Why would he preserve something he did not create, better yet, why would he preserve something you yourself have positioned above him? I’m finding it difficult to put God before everything else in my life, I won’t lie and tell you its easy, but I can say that it feels good. Maybe not straight away; not instantly after you decide not to go to that party or a few hours after you refused to spend the night. But there is an undeniable relief that comes upon the spirit when you do God’s will and put him first.

I’ve come to realise that everything we do in life should have a superordinate goal to give God the glory. All our successes should be what we use to spread news of the free gift of reconciliation with God through Christ’s death and resurrection. Its hard because I’m not really sure how my, one day, getting married will glorify God’s name, but perhaps if I abstain from sin, if I approach a relationship in the manner which pleases God and I repent for the sins I commit along the way, maybe when I finally get married and I and my husband are presented before God, the angels will rejoice and his name will be glorified in heaven and on earth, because beyond the struggles with the flesh, a beautiful union has been formed. And those who know my past will know that God must have been a part of this, it could not have happened otherwise.

No relationship should be simply for love or companionship’s sake, it should also be to bring out the best side of your partner (the side that loves God and glorifies him), to be a blessing to them and them a blessing to you (gaining a stronger relationship with God together), and in marry them, depict the wonderful manifestations of God’s influence, grace and mercy.
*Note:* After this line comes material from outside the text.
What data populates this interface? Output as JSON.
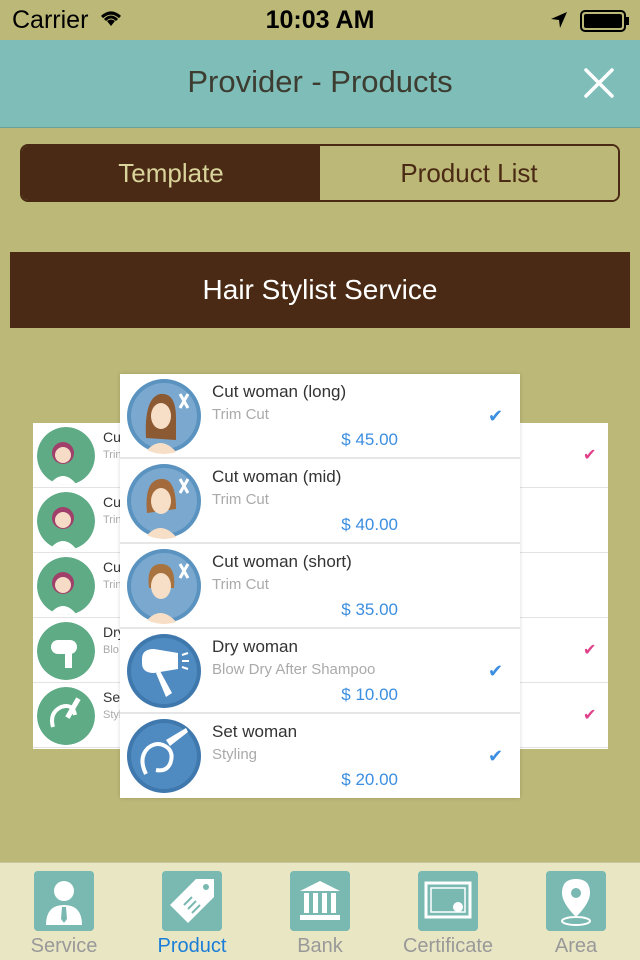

Relationships are not easy, they should not be  created without absolute assurance, the should not be without Jesus Christ’s grace, they should not be based on selfish human needs, this is what I’m still trying to drum into my own head.

I pray that God the father help his children to wait patiently for him to manifest his love – to be our shepherd, for us to remain content as Paul was even whilst facing persecution for spreading the Gospel “the Good News”

‘I am not telling you this because I need anything, I have learned to be satisfied with the things that I have, and with everything that happens. I know how to live when I am poor, and how to live when I have plenty.’ Philippians 4:11

And I pray that as you manifest your love Lord Jesus Christ, we will remain humble and continue to serve you diligently, your blessings will not cause us to be blinded by satisfaction and success, and we will not grow impatient, that we cease from praising you, in Jesus mighty name I pray, amen.